The Sri Lankan government has committed virtually all of the crimes for which the Tamil Tigers are rightly considered a terrorist organization, and many they have not. These include: political assassinations, hostage-taking, use of child soldiers, forced disappearances, executing international aid and relief workers, systematic rape, ethnic cleansing, settler colonialism, extermination, and genocide. In 2004, the government blocked tsunami relief aid to the country’s Tamil province. In a brazen act this past June, a government minister incited mobs to take UN staff hostage until Ban Ki Moon called off investigation of government war crimes.

Canada’s hands are hardly clean of Colombo’s crimes. In 2009 Canadian trade with Sri Lanka totaled $456 million, not including $52.37 million in development assistance. Trade continued as the government was bombing trapped civilians and letting them fester in the camps. The fact that massive trade is not done with the LTTE may help explain why Ottawa classifies only one of these groups as a terrorist organization.

Human smuggling is among the uglier aspects of the reality in Sri Lanka, and the Tigers, though fighting for a just cause, are as hideous in their methods as any terrorists. Concerns that transport fees could fund human-smugglers or the LTTE are justified and serious.
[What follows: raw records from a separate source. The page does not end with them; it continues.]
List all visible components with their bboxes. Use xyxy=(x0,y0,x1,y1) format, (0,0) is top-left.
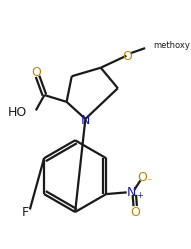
Text: O: O xyxy=(122,50,132,63)
Text: HO: HO xyxy=(8,106,27,119)
Text: O: O xyxy=(137,171,147,184)
Text: N: N xyxy=(127,186,137,199)
Text: F: F xyxy=(22,206,29,219)
Text: N: N xyxy=(81,114,90,127)
Text: methoxy: methoxy xyxy=(154,41,191,50)
Text: +: + xyxy=(136,191,143,200)
Text: O: O xyxy=(130,206,140,219)
Text: O: O xyxy=(31,66,41,79)
Text: ⁻: ⁻ xyxy=(146,177,151,187)
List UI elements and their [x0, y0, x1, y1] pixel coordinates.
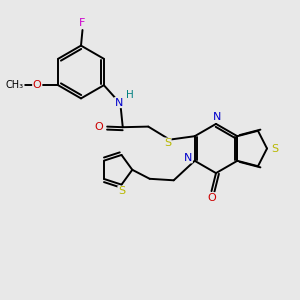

That said, there is a simple way to prevent millions of dollars from being extorted from desperate refugees in exchange for passage to Canada: provide it for free. After the Vietnam War, Canada absorbed over 56,000 Vietnamese refugees and this had no impact on economic growth. Absorption of Tamil refugees would, furthermore, be supported by sponsorship from the highly-organized Canadian Tamil diaspora of around 200,000 (the Vietnamese diaspora in 1975 was only 1,500). Ottawa’s itinerary plan for 2010 plans for 265,000 immigrants, with only 9,000 spots for “Humanitarian and Compassionate/Public Policy” admittance. A significant number of Tamil refugees could be granted asylum simply by balancing this ratio slightly.The Harper government’s ideas for cracking down on human smuggling, however, are less than generous. How Canada treats the refugees that arrive on our shores will surely be an indicator of our humanity and respect for international law.